A lot of Chinese medicinal soups aren’t meant to be salted, but I wanted salt in them anyway. I remember sometime in middle school, my mom stopped salting her food. She was overly paranoid about salt and insisted it was bad for the body. We had various arguments about this, which strengthened the tension between us at the time. Now, she adds a little salt to the food she cooks, but sometimes, I still need to get up from the table to grab the soy sauce.
If there was a stark opposite of lotus root soup in my book, it would be either winter melon soup or mountain yam soup.
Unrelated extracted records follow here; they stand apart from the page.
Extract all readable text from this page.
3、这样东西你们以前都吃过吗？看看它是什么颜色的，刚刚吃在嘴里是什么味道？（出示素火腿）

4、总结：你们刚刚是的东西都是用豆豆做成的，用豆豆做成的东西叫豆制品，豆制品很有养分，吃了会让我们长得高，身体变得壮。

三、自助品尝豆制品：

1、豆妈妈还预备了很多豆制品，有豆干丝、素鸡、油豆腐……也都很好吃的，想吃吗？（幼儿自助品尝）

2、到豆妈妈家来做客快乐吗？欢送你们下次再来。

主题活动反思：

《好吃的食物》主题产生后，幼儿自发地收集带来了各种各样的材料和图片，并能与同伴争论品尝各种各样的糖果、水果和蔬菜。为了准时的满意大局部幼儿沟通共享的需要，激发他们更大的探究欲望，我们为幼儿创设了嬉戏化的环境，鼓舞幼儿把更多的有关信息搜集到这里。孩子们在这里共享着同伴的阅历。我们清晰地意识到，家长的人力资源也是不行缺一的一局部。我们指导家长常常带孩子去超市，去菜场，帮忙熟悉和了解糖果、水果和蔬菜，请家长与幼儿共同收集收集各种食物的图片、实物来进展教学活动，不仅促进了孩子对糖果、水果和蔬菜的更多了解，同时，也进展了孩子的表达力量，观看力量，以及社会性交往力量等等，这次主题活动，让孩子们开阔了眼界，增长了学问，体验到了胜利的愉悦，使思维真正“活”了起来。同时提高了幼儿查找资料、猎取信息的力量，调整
I hate winter melons and mountain yams for the same reason: they’re slimy, and they trigger my sensory issues.
However, my mother, ever the clever woman, found a way to make me eat mountain yams. She would deep fry them, and they would turn out like fried potatoes. Since I wouldn’t turn down the opportunity to eat fried food, I absolutely loved it and would eat each little fried yam chips with soy sauce.
Winter melon is cooked with pork ribs and dried scallops. It’s meant to be good for detoxification and respiratory health. My mother would boil this soup for hours, until the melon was soft and melted in my mouth. It was more bearable than soggy mountain yams, in my opinion. Mountain yams, however, are very nutritious, and my mom got recipes for soups from mountain yams from the Cantonese-speaking people living in Chinatown. It has various health benefits and is often referred to as shanyao, “mountain medicine.”
Living in Warren Towers and having scrambled eggs for breakfast every morning has made me miss my mother’s cooking. All of those times that I refused to eat something she made me, whether it was out of spite, trying to strip myself of my identity, or just disliking the taste, are moments that I look back and reflect on. I’m not necessarily regretful of my actions, but if I return to New York now, I’d be willing to give my mother’s soups a second chance.